Yerel yönetimler gerek çocuklar gerek gençler için beslenme desteği çalışmalarını planlarken nelere dikkat etmeli? Beslenme desteğine ilişkin çalışmalarda hangi kriterler ön planda olmalı?

Doç. Dr. Ayşe Burcu Erdoğdu Yıldırım: Çocuklar ve gençler için yapılacak sağlıklı beslenmeyi destekleme çalışmalarında süreklilik önem arz etmektedir.

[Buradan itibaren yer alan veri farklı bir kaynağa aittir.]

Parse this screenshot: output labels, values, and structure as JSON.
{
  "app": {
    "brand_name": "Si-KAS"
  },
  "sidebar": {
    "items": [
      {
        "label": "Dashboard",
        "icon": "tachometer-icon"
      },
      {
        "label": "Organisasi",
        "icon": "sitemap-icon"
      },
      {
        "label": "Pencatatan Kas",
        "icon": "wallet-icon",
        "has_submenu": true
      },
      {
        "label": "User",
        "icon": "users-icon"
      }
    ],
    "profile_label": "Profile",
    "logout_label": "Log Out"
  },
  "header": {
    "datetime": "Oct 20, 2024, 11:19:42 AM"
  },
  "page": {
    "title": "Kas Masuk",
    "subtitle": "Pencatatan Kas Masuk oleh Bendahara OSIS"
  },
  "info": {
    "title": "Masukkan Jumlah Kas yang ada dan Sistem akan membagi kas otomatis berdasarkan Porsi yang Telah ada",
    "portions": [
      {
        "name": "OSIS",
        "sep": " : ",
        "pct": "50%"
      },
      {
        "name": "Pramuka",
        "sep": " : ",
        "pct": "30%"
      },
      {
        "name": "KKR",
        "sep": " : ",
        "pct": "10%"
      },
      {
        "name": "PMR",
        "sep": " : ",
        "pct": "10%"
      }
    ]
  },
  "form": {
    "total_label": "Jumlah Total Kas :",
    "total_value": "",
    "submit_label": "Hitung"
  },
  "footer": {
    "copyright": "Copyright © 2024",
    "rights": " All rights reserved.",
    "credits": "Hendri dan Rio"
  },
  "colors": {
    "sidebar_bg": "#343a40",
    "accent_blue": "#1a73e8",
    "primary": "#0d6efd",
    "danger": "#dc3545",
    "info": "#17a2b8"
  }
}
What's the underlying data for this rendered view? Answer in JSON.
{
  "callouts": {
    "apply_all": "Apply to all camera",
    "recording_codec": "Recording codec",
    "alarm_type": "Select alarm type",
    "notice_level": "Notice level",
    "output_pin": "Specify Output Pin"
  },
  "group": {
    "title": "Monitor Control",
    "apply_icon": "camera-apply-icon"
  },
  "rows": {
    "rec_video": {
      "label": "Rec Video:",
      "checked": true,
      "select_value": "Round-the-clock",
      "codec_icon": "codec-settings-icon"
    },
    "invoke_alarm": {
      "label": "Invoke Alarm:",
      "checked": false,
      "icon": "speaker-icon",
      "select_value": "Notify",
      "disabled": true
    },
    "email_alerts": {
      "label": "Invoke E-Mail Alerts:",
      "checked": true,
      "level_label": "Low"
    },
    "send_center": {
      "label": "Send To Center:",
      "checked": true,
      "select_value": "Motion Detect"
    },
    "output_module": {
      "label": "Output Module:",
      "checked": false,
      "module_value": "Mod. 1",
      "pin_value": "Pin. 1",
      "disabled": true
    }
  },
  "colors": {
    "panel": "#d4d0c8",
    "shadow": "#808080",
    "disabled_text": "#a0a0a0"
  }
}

Sağlıklı beslenmenin devamlılığının sağlanabilmesi için ailelere de sağlıklı beslenme ilkelerine dair eğitim vermek gerekmektedir. Bu eğitimlerde yalın ve anlaşılabilir bir dil kullanılmalıdır. Beslenme desteğine ilişkin çalışmalar ve uygulamalar kapsayıcı olmalıdır. Sadece okula giden çocuklar değil, okul öncesi çağdaki küçük çocuklar da dikkate alınmalıdır. Beslenme desteği programları dahilinde ara öğünler için sağlıklı alternatifler temin edilmelidir, yerel yönetim birimleri tarafından uygun koşullarda saklanıp halka ulaştırılmalıdır. Sağlık, bireyin beden, zihin, ruh ve sosyal yönden tam bir iyilik durumunda olmasıdır. Bu nedenle destek programında besin öğelerinin yanı sıra aktif hareketin ve egzersizin önemi ve gerekliliği üzerinde durulmalıdır.